Grilling is a summertime staple for many people, and with good reason! Grilling food can make it more flavorful and tender. But when your grill catches on fire, like mine did last week, you have to wonder what the heck happened. I’m sharing my experience so other grilling enthusiasts will know how to avoid this problem in the future.
No one likes a grease fire. Especially when it catches your grill on the side of its metal neck, forcing you to take refuge in your neighbor’s backyard while fearing for what could have been if only you had done more maintenance with that old-school gas tankers.

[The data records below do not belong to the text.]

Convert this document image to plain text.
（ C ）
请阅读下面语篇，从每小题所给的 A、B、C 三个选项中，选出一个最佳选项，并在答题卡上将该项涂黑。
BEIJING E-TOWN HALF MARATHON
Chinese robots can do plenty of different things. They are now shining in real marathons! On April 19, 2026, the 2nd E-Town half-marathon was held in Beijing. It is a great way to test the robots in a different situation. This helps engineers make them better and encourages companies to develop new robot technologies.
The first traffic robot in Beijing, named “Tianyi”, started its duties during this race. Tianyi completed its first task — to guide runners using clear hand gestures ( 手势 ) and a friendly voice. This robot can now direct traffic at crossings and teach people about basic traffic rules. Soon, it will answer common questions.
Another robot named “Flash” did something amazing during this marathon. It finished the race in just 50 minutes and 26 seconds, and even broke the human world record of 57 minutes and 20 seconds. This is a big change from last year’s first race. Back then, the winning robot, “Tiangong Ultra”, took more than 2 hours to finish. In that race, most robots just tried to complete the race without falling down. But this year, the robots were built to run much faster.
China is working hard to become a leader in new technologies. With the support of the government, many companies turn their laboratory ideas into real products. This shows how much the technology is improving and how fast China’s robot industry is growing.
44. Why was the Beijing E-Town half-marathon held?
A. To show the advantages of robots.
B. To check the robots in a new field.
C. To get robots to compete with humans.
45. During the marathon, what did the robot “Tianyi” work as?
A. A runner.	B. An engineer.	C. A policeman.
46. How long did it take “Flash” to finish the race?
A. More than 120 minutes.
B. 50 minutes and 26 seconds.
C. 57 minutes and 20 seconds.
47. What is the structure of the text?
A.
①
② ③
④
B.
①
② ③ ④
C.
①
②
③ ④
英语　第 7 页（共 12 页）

The main reason these fires happen is due to grills being neglected and not cleaned properly – but don’t worry! There are plenty of ways around this problem by using some time and elbow grease so as long as those flames go out before they spread elsewhere, everything should be just fine (until next year).
What do you do when your gas grill catches on fire?
To take care of your grill fire, first turn off the burners by reaching for them with a pot holder or other item that is long enough to do so. Next, remove any food and smother the flames by throwing baking soda sand on it all around. Close up everything as much as possible like you would when cooking in an oven because this will starve oxygen from feeding into the flame.
Can I use my gas grill after a grease fire?
If you own a BBQ grill, it’s essential to clean your grills and wipe them down after use. Leaving dirty grease all over the surface of your grill is not only gross but also produces smoke that can ignite into an unfortunate fire if left unattended for too long!
Once your fire is out and it’s safe to approach, you should inspect the frame of your grill. This part contains all the pipings for gas-flow, so one or two of them might’ve melted because of high heat. You may have to replace a few parts if they’re irreparable, but this shouldn’t be too expensive after checking online for the right replacement parts.
The easiest way to tackle this problem is by using an oven cleaner, which helps you clean up the grates and get rid of any built-up grease without much hassle or hard work. However, most of these cleaners contain chemicals that will not only damage the paint but also the material of your grill, so I would suggest using oven cleaner with care.
If you’re more into DIY solutions for cleaning up grease fires, here are some suggestions that can help you out:
(1) Wipe down your grates and other parts with a wet rag or sponge.
(2) Wash all removable parts in soapy water, then rinse them again with clear water.
(3) If your grill is made of metal and not enameled, you can use a mixture of 1/2 cup baking soda mixed with 2 cups water. Then just apply it directly on the burned areas. Let it sit for 5 to 10 minutes before rinsing it off with warm water.
Alternatively, you can also use vinegar for this task instead of baking soda! This is only recommended if your grill is not made of metal though because otherwise the acidity of the solution might damage the surface.
(4) Use a soft-bristled brush to remove any stubborn stains from all parts of your grill.
(5) If you want to give your grill a scrub down, mix 2 tsp of salt, 1/4 cup sugar, and 3 cups water. Make sure that the soda-salt solution is no hotter than 210 F. This will help remove any stubborn stains and grease from your grill. Just let it sit for 15 minutes before rinsing it off.